Tanpa mereka sadar, setiap orang berbisik membicarakan mereka. Olok-olokan Bimo soal nenen Arimbi sukses membuat mereka menjadi pusat perhatian. Ada yang hanya tersenyum, bahkan ada juga yang memandang sinis.

"Ngeri ya Pa?" Bisik Ibu-ibu yang baru melintas sambil melirik sinis ke arah mereka.

"Iya Ma... sayang ya, bocah seumuran mereka sudah mesum kayak gitu." Jawab sang Suami sambil terus berlari bersisian dengan istrinya.

"Cantik-cantik kok mesum." Bisik yang lainnya.

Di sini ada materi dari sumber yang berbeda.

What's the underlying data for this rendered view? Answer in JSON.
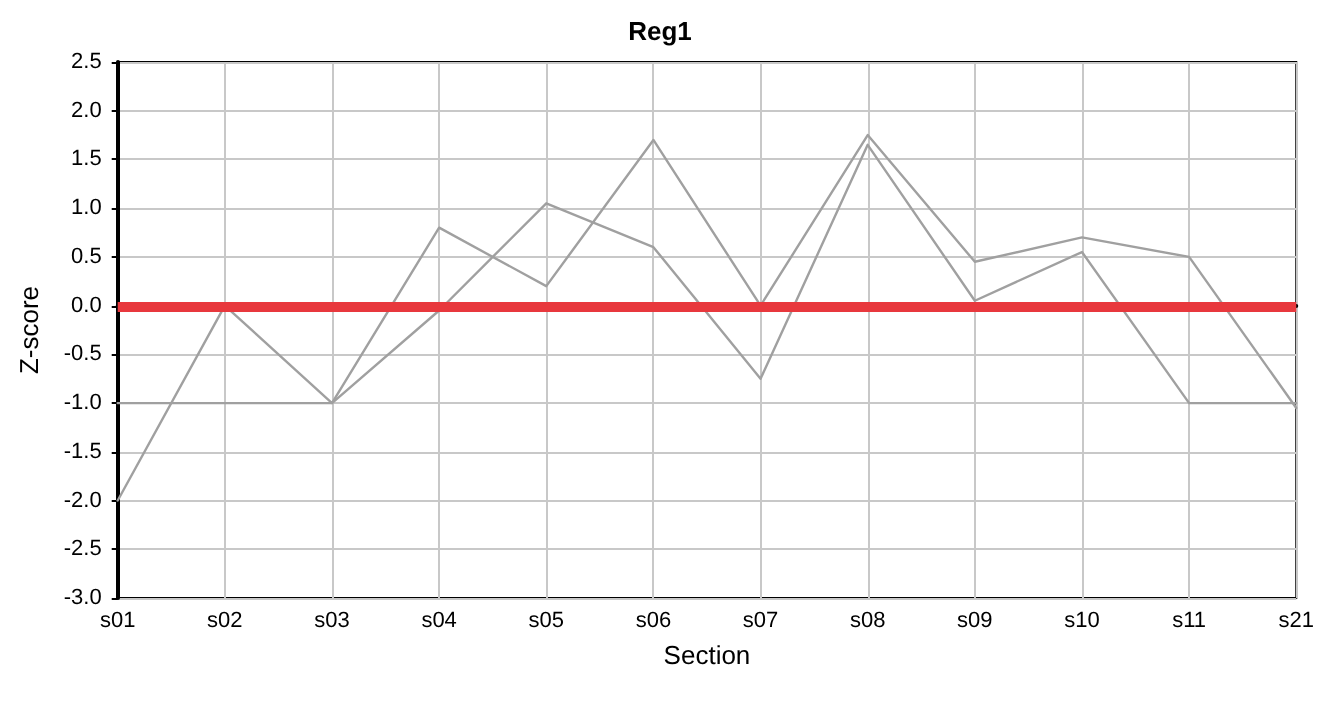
{
  "chart_data": {
    "type": "line",
    "title": "Reg1",
    "xlabel": "Section",
    "ylabel": "Z-score",
    "categories": [
      "s01",
      "s02",
      "s03",
      "s04",
      "s05",
      "s06",
      "s07",
      "s08",
      "s09",
      "s10",
      "s11",
      "s21"
    ],
    "series": [
      {
        "color": "#a0a0a0",
        "values": [
          -2.0,
          0,
          -1.0,
          0.8,
          0.2,
          1.7,
          0,
          1.75,
          0.45,
          0.7,
          0.5,
          -1.05
        ]
      },
      {
        "color": "#a0a0a0",
        "values": [
          -1.0,
          -1.0,
          -1.0,
          -0.05,
          1.05,
          0.6,
          -0.75,
          1.65,
          0.05,
          0.55,
          -1.0,
          -1.0
        ]
      }
    ],
    "ylim": [
      -3.0,
      2.5
    ],
    "yticks": [
      {
        "value": -3,
        "label": "-3.0"
      },
      {
        "value": -2.5,
        "label": "-2.5"
      },
      {
        "value": -2,
        "label": "-2.0"
      },
      {
        "value": -1.5,
        "label": "-1.5"
      },
      {
        "value": -1,
        "label": "-1.0"
      },
      {
        "value": -0.5,
        "label": "-0.5"
      },
      {
        "value": 0,
        "label": "0.0"
      },
      {
        "value": 0.5,
        "label": "0.5"
      },
      {
        "value": 1,
        "label": "1.0"
      },
      {
        "value": 1.5,
        "label": "1.5"
      },
      {
        "value": 2,
        "label": "2.0"
      },
      {
        "value": 2.5,
        "label": "2.5"
      }
    ],
    "ref_lines": [
      {
        "axis": "y",
        "value": 0,
        "color": "#e8383d"
      }
    ],
    "grid": true,
    "marker": "none",
    "line_style": "solid"
  }
}
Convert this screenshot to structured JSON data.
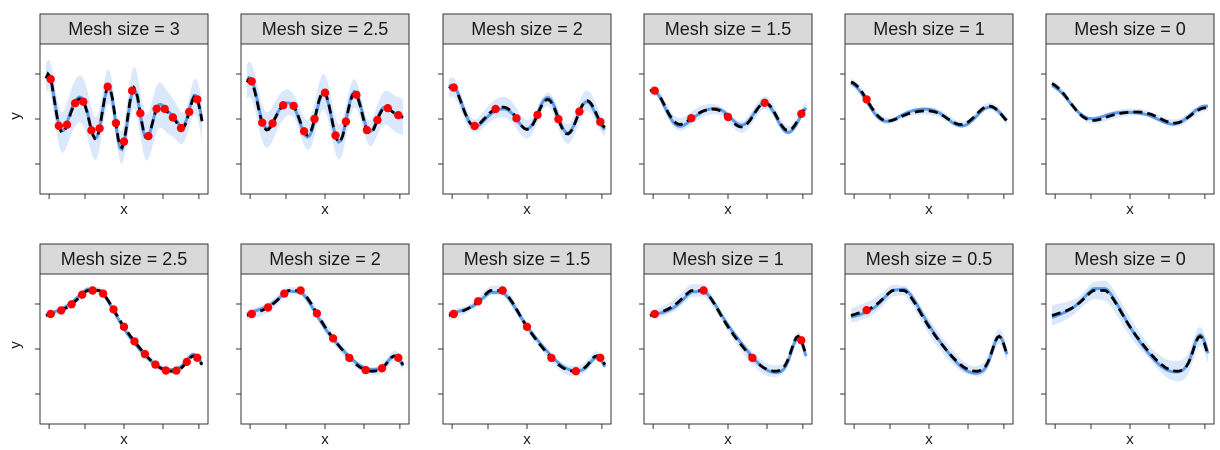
{
  "figure": {
    "x_axis_label": "x",
    "y_axis_label": "y",
    "colors": {
      "truth_line": "#000000",
      "mean_line": "#5b9bea",
      "band": "#dbe8fb",
      "points": "#ff0000",
      "strip": "#d9d9d9",
      "panel_border": "#333333"
    }
  },
  "chart_data": [
    {
      "row": 1,
      "type": "line",
      "xlabel": "x",
      "ylabel": "y",
      "panels": [
        {
          "title": "Mesh size = 3",
          "points": 19
        },
        {
          "title": "Mesh size = 2.5",
          "points": 15
        },
        {
          "title": "Mesh size = 2",
          "points": 8
        },
        {
          "title": "Mesh size = 1.5",
          "points": 5
        },
        {
          "title": "Mesh size = 1",
          "points": 1
        },
        {
          "title": "Mesh size = 0",
          "points": 0
        }
      ],
      "series": [
        {
          "name": "truth",
          "style": "black dashed"
        },
        {
          "name": "mean",
          "style": "blue solid"
        },
        {
          "name": "band",
          "style": "light blue ribbon"
        },
        {
          "name": "observations",
          "style": "red points"
        }
      ]
    },
    {
      "row": 2,
      "type": "line",
      "xlabel": "x",
      "ylabel": "y",
      "panels": [
        {
          "title": "Mesh size = 2.5",
          "points": 15
        },
        {
          "title": "Mesh size = 2",
          "points": 10
        },
        {
          "title": "Mesh size = 1.5",
          "points": 7
        },
        {
          "title": "Mesh size = 1",
          "points": 4
        },
        {
          "title": "Mesh size = 0.5",
          "points": 1
        },
        {
          "title": "Mesh size = 0",
          "points": 0
        }
      ],
      "series": [
        {
          "name": "truth",
          "style": "black dashed"
        },
        {
          "name": "mean",
          "style": "blue solid"
        },
        {
          "name": "band",
          "style": "light blue ribbon"
        },
        {
          "name": "observations",
          "style": "red points"
        }
      ]
    }
  ]
}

"Yakin udah nggak perawan itu bocah."

"Ntu cewek marebu mau kali ya?."

Setiap orang di sana otomatis langsung melabeli Bimo dan Arimbi sebagai pasangan mesum. Lebih parah lagi, Arimbi di cap sebagai cewek murahan.

"Huh!" Arimbi mendengus kesal sambil kemudian berlari meninggalkan Bimo. "Apa barusan dia bilang? Cuma setelangkupan tangan? Terlalu!" Runtuk Arimbi.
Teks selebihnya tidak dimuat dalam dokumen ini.